Тимка Штукин был безобидным и безответным мальчуганом. Его можно было треснуть по башке, не рискуя получить сдачи. Он охотно доедал бутерброды, оставшиеся у товарищей, бегал в соседнюю лавочку покупать сайки к училищному завтраку и, не чувствуя за собой никакой вины, испуганно затихал при приближении классного наставника.
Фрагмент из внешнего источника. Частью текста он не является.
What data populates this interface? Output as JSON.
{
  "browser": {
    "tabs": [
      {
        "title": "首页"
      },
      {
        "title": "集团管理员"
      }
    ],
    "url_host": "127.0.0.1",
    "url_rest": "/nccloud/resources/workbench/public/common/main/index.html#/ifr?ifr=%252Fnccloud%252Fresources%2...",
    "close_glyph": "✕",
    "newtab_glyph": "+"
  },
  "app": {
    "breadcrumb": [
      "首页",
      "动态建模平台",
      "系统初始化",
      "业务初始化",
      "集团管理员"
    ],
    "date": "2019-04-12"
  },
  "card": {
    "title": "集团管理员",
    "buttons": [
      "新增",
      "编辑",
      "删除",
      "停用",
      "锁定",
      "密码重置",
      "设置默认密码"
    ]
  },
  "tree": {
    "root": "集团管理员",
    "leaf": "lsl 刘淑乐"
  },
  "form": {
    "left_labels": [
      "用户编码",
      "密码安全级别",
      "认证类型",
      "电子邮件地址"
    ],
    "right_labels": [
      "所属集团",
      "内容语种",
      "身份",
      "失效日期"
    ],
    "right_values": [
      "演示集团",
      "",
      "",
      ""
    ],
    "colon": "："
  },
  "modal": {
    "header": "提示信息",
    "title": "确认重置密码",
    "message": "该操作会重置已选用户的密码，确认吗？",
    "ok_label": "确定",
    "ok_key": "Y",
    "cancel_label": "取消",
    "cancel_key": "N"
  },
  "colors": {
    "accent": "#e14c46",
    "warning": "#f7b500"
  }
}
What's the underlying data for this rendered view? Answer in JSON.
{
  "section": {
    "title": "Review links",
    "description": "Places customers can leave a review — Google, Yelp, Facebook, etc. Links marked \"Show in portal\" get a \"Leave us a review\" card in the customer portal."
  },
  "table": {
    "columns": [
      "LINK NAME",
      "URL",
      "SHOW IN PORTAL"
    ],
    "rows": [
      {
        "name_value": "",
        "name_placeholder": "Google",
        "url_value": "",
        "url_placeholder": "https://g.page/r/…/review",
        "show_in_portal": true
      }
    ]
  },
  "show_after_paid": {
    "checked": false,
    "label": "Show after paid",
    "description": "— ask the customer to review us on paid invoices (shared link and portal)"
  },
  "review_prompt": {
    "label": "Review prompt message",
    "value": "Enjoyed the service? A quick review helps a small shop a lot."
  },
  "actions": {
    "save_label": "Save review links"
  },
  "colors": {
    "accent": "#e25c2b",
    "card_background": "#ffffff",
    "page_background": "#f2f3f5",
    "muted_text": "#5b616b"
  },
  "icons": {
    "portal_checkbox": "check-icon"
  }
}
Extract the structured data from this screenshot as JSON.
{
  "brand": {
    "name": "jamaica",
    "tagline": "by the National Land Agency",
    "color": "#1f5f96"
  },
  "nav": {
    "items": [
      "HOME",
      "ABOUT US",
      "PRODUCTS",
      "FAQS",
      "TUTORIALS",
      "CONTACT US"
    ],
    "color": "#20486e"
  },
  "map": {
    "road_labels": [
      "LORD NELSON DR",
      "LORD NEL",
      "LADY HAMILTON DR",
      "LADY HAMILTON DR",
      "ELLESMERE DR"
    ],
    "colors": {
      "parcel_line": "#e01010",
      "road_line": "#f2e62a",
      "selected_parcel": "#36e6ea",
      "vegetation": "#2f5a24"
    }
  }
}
У Тимки была одна страсть – он любил птиц. Вся каморка его отца, сторожа кладбищенской церкви, была заставлена клетками с пичужками. Он покупал птиц, продавал их, выменивал, ловил сам силком или западками на кладбище. Однажды ему здорово влетело от отца, когда купец Синюгин, завернув на могилу своей бабушки, увидал на каменной плите памятника рассыпанную приманку из конопляного семени и лучок – сетку с протянутой от нее бечевой.

По жалобе Синюгина сторож надрал вихры мальчугану, а наш законоучитель отец Геннадий во время урока закона Божьего сказал неодобрительно:

– Памятники ставятся для воспоминания об усопших, а не для каких-либо иных целей, и помещать на памятниках капканы и прочие посторонние приспособления не подобает – грешно и богохульно.

Тут же он привел несколько случаев из истории человечества, когда подобное богохульство влекло за собой тягчайшие кары небесных сил.

Надо сказать, что на примеры отец Геннадий был большой мастер. Мне кажется, что если бы он узнал, например, что на прошлой неделе я ходил без увольнительной записки в кино, то, порывшись в памяти, наверняка отыскал бы какой-нибудь исторический случай, когда совершивший подобное преступление понес еще в сей жизни заслуженное божеское наказание.

Тимка шел, насвистывая дроздом. Заметив меня, он приветливо заморгал и в то же время недоверчиво посмотрел в мою сторону, как бы пытаясь определить – подходит к нему человек запросто или с какой-нибудь каверзой.

– Тимка! А мы на урок опоздаем, – сказал я. – Ей-богу, опоздаем. На урок, может быть, еще нет, а уж на молитву – обязательно.

– Не заметят?! – сказал он испуганно и в то же время вопросительно.

– Обязательно заметят. Ну что же, без обеда оставят, только и всего, – умышленно спокойно поддразнил я, зная, что Тимка беда как боится всяких выговоров и замечаний.

Тимка съежился и, прибавляя шаг, заговорил огорченно:

– А я-то тут при чем? Отец пошел церковь отпирать. Меня дома на минутку оставил, а сам – вон сколько. И все из-за молебна. По Вальке Спагине мать приезжала служить.

– Как по Вальке Спагине? – разинул я рот. – Что ты!.. Разве он помер?

– Да не за упокой молебен, а об отыскании.

– О каком еще отыскании? – с дрожью в голосе переспросил я. – Что ты мелешь, Тимка? Я вот тебя тресну… Я, Тимка, не был вчера в школе, у меня вчера температура…

– Пинь-пинь… тарарах… тиу… – засвистел Тимка синицей и, обрадовавшись, что я еще ничего не знаю, подпрыгнул на одной ноге. – А ведь верно, ты вчера не был. Ух, брат, а что вчера было-то, что было!..

– Да что же было-то?

– А вот что. Сидим мы вчера… первый урок у нас французский. Ведьма глаголы на «этр» задавала. Леверб: аллэ, арривэ, ант-рэ, рестэ, томбэ… Вызвала к доске Раевского. Только стал он писать «рестэ, томбэ», как вдруг отворяется дверь и входит – инспектор (Тимка зажмурился), директор… (Тимка посмотрел на меня многозначительно) и классный наставник. Когда мы сели, директор и говорит нам: «Господа, у нас случилось несчастье: ученик вашего класса Спагин убежал из дому. Оставил записку, что убежал на германский фронт. Я не думаю, господа, чтобы он это сделал без ведома товарищей. Многие из вас знали, конечно, об этом побеге заранее, однако не потрудились сообщить мне. Я, господа…» – и начал, и начал, полчаса говорил.